There are moves afoot right now to take money, as the recognised form of exchange, out of the economy, out of general use altogether.
How would this be possible, and why would it be done?
There are several different elements and angles to this; let’s take a look:
Technology allows us to buy and sell without money:
RFID (Radio Frequency Identification) microchips, almost as small as a grain of rice, can be implanted into human wrists, similarly to how we can microchip our pets to identify them if they’re lost or stolen.
These chips in the human wrist can enable people to pay for their purchases at the checkout, simply by waving their wrist in front of a receiving device.
The chip could also store a huge amount of information about the person wearing it, such as their name and address, health records and other personal details.
On the face of it, such a chip could be a great tool, and a convenience for paying for things.
Conspiracy theorists might feel, and many do, that the chip is also a perfect device for the Government to control people in various ways. There are also concerns about the effect of the radio frequency on the human nervous system.
At this present time, it’s looking as though this RFID chip will be enforced upon us in the near future, ostensibly to overcome the security weaknesses of plastic cards, and with cash no longer being printed and removed from the system as it’s spent.
Perhaps, though, we might all be given a budget, an amount regularly credited to everyone’s bank account, to spend on certain specified things, e.g. “buy locally grown food” using the RFID chip.
The Universal Wage, or benefit
The idea of a universal (for everyone) wage has been floating around for many years, and today it is being considered by politicians, at least here in Britain, as a way to reduce the cost of the welfare system.
It works by the Government paying everyone a regular amount of money to cover the basic costs of living. This would mean that everyone would enjoy the same security against unemployment, and would also be able to choose to be unemployed, or would have the basic security to support their efforts to learn new skills, be a student at college, start their own business, etc.
There’s a lot to be said for this system for enhancing people’s basic security, incentivising their efforts to grow their own business through its difficult early years, and also for reducing the very high costs of government welfare systems.
United Nations’ 2030 Agenda for Sustainable Development
This agenda, which I described in the previous writing, is said, behind the scenes, to aim to take money out of the system altogether, whereby people would be given their basic living in the form of a free house and furniture, etc., free food, free transport, free healthcare, everything needed for a reasonable quality of life.
People will be rigorously controlled to ensure that there’s no waste, no needless pollution, no greenhouse gasses, and equally no inequality, no freedom to choose one’s employment beyond what one is capable of providing to the state, in order words it’ll be Communism for the 21st Century. It will satisfy all the agencies working to reduce climate change, and it will be seen to be a utopian society.

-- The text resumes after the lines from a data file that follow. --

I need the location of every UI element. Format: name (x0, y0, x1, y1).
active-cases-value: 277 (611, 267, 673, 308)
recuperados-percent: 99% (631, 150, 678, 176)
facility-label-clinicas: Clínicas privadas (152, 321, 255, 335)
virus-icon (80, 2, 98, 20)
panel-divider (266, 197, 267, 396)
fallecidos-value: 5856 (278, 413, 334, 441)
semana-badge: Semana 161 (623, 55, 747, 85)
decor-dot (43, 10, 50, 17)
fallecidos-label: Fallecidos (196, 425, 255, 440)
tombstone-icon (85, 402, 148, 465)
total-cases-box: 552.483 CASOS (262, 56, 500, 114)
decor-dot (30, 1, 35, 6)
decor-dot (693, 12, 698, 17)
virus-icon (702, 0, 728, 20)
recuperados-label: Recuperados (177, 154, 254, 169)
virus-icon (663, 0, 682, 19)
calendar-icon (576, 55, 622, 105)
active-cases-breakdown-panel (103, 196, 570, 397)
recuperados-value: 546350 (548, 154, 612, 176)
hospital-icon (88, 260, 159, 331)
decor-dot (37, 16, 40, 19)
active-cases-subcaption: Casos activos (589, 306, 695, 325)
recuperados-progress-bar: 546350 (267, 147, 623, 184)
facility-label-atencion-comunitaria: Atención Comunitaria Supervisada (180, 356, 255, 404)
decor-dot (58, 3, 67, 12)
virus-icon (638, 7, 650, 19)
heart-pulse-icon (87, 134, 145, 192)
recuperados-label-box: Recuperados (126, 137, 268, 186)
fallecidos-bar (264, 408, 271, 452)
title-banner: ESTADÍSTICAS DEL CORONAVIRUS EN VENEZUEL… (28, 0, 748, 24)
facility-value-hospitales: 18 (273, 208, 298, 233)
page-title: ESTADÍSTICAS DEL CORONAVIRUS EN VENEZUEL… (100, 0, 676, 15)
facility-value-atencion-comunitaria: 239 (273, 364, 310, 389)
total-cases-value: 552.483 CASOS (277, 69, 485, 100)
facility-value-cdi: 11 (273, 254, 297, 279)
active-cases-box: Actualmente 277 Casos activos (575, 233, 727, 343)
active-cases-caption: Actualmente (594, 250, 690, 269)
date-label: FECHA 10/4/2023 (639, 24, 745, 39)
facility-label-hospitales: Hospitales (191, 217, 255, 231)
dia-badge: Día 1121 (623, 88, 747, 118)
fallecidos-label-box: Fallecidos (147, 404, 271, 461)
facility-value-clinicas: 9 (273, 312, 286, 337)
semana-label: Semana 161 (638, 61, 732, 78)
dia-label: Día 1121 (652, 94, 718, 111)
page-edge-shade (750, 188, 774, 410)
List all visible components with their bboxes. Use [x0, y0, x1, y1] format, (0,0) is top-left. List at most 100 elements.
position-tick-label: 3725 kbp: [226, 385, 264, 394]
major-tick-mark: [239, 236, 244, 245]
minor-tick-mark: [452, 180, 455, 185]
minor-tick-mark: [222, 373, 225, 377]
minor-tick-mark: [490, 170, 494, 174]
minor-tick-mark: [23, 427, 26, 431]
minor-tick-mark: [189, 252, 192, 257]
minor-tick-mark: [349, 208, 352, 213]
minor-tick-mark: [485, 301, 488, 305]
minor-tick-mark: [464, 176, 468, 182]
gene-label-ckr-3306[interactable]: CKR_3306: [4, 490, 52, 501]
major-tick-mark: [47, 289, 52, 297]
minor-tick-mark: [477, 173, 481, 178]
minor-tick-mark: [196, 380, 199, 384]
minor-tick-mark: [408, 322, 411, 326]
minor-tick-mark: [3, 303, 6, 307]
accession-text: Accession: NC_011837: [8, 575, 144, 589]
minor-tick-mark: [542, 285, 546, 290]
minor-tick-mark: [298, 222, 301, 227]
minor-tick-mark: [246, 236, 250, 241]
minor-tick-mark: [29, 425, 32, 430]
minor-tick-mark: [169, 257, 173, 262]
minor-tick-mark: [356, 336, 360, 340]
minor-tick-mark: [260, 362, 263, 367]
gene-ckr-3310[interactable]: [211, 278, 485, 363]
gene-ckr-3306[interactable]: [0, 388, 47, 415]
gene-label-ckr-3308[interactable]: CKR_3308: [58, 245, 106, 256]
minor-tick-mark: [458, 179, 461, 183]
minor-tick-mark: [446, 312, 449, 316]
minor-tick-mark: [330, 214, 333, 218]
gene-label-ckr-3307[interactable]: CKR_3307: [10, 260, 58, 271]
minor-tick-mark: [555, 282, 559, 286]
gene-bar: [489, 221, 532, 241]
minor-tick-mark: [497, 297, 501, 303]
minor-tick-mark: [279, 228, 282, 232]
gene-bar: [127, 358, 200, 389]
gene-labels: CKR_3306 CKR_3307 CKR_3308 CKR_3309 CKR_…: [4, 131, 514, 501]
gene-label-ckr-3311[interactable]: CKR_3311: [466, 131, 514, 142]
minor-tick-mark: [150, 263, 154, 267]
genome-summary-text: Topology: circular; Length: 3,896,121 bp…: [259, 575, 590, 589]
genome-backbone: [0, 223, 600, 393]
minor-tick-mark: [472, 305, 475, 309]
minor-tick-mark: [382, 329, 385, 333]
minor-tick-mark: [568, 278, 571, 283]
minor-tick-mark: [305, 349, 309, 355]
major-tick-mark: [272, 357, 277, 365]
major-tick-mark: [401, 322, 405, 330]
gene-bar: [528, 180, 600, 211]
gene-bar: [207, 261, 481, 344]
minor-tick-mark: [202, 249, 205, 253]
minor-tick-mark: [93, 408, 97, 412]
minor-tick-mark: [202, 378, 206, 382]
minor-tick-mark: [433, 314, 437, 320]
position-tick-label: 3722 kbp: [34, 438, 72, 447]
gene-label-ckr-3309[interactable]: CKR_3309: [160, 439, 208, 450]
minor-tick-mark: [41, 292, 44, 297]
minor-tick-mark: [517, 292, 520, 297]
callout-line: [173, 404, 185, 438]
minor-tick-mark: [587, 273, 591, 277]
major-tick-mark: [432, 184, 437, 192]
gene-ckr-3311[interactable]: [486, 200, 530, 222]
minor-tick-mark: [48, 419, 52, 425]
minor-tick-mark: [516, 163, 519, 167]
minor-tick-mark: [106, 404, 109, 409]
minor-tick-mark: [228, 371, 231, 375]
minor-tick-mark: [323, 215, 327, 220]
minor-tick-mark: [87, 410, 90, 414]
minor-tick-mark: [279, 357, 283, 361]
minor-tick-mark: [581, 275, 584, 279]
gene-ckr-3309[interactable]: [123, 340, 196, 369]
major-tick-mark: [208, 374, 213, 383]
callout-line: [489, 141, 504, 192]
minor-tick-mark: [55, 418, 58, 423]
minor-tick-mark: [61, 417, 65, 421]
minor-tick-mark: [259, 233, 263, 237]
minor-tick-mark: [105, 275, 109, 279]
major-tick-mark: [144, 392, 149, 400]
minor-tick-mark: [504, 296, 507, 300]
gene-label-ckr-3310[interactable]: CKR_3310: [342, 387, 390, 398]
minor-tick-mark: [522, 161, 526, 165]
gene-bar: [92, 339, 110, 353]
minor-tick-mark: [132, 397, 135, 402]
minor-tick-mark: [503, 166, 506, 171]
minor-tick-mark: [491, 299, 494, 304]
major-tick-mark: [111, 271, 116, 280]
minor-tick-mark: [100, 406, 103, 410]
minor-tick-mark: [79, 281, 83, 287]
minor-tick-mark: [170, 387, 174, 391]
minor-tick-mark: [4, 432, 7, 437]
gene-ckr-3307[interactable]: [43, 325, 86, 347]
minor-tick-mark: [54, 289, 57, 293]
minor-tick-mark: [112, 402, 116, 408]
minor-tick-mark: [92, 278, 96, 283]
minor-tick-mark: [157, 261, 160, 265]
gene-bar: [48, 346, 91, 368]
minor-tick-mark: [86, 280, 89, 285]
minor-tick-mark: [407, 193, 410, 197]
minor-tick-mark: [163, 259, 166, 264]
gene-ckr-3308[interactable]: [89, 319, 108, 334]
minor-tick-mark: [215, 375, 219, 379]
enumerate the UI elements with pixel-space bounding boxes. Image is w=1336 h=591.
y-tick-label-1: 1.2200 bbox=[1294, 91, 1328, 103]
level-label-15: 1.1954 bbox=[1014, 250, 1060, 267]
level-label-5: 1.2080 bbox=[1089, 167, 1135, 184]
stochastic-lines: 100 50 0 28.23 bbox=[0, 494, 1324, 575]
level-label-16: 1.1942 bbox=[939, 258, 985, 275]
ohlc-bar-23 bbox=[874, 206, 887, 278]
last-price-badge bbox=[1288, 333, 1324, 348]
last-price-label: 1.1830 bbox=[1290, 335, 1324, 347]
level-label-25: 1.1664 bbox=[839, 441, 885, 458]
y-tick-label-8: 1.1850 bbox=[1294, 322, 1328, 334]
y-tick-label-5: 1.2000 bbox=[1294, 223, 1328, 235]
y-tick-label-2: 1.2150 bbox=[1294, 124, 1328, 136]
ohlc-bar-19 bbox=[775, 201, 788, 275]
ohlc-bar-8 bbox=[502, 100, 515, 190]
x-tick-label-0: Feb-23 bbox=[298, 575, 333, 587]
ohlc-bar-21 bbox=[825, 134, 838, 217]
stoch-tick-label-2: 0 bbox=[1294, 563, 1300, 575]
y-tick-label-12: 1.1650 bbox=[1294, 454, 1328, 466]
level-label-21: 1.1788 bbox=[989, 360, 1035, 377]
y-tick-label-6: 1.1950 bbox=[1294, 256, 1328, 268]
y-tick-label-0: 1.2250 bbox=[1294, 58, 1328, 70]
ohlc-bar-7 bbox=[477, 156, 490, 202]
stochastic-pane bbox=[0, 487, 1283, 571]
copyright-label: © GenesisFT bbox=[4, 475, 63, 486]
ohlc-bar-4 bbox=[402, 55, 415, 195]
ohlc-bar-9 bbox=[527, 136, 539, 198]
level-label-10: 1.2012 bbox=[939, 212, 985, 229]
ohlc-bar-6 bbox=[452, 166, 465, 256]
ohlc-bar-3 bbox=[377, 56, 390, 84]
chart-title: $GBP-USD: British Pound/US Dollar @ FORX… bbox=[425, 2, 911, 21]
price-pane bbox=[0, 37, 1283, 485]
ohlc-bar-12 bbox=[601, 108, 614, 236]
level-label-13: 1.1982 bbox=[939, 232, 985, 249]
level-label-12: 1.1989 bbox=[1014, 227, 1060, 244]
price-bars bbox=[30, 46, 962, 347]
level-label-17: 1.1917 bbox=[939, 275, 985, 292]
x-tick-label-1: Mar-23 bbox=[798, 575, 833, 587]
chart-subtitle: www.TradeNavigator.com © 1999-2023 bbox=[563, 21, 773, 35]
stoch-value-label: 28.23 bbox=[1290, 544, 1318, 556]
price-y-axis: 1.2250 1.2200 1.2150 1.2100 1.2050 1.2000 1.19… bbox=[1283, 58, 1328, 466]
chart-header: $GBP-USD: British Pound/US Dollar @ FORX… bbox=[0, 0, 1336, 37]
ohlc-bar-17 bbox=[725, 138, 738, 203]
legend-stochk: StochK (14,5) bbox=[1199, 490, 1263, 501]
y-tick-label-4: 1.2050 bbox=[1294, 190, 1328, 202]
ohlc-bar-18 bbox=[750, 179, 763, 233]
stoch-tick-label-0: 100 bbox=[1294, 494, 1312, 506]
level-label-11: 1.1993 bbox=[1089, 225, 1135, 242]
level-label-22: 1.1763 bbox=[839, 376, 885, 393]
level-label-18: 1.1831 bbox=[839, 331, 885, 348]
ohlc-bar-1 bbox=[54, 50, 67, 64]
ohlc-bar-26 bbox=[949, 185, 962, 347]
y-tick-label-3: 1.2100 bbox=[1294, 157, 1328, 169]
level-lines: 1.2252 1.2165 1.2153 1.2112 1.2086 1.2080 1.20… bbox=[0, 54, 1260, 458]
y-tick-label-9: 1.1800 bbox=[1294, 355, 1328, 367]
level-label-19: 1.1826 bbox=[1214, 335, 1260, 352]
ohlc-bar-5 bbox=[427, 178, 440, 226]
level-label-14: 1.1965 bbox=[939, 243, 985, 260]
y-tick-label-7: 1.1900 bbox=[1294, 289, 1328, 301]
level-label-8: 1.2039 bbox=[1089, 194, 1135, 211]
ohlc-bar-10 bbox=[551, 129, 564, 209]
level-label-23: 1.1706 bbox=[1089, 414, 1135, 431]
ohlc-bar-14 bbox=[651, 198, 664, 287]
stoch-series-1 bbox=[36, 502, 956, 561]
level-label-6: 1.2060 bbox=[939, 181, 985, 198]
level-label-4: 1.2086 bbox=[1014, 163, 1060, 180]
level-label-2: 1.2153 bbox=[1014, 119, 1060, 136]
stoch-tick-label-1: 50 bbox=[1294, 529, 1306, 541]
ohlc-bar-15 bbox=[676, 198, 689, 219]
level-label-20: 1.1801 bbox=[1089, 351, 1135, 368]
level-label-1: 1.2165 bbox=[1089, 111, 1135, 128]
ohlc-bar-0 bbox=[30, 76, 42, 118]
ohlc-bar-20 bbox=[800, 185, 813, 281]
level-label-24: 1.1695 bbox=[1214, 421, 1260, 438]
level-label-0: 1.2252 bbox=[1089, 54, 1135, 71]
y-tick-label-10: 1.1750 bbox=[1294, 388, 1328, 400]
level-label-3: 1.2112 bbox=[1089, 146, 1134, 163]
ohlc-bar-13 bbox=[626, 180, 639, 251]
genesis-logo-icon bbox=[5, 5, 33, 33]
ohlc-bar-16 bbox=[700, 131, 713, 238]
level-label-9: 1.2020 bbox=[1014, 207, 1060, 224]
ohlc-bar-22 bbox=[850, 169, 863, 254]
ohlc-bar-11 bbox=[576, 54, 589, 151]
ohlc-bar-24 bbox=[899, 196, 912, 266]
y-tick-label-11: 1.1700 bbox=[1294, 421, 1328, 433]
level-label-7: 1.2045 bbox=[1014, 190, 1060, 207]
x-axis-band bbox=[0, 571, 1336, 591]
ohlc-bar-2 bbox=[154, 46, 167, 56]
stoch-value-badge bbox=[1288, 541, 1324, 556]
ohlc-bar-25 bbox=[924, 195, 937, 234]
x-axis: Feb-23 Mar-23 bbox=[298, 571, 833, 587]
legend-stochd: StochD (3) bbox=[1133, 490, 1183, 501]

This is one of the reasons why I see the UN 2030 Agenda as a Trojan Horse.
However, perhaps I’m being unjust. As an avid Star Trek fan, I have to admit that the basic idea could be a good one; repeat: “could” be a good one.
Star Trek economy
We’ve never seen money, in its usual form, being used in the Star Trek episodes.
Certainly, there’s a lot of trading between planets going on – that’s how the USS Enterprise gets its dilithium crystals, which cannot be replicated, and which are needed for the ship’s warp drive, making the search for them on other planets a recurring plot element – so there are exchange systems which mostly look like barter of some sort, or some unknown form of money which is acceptable wherever they go – which seems unlikely.
But there’s one particular episode in which Jean Luc Picard, captain of the Star Ship Enterprise, explains that money is no longer used on Earth at that time.
To quote from a Wikipedia page headed “Post Scarcity Economy”, which is an interesting read:
“The 24th century human society of Star Trek: The Next Generation and Star Trek: Deep Space Nine has been labeled a post-scarcity society due to the ability of the fictional “replicator” technology to synthesize a wide variety of goods nearly instantaneously, along with dialogue such as Captain Picard’s statement that “The acquisition of wealth is no longer the driving force of our lives. We work to better ourselves and the rest of humanity.”
I don’t think many Star Trek fans would say that Star Trek reeks of Communism. The nearest “ism” I can think of is Communitarianism, which has a much more benign feel to it, and where the community owns and operates the economy. And whether this would imply some control by the community over members of the community, would depend on how much responsibility the members of the community would take for the community, as well as for themselves and their family, or group.
So whether we will live in a new Golden Age or continue in this present, unsustainable way, would be not so much a matter of what kind of economy, monetary system and technology, we have, but what kind of attitude we have towards our use of resources, and our place in the community, nation and world and perhaps, in time, “out there”.
And also, how much control over ourselves we give to others.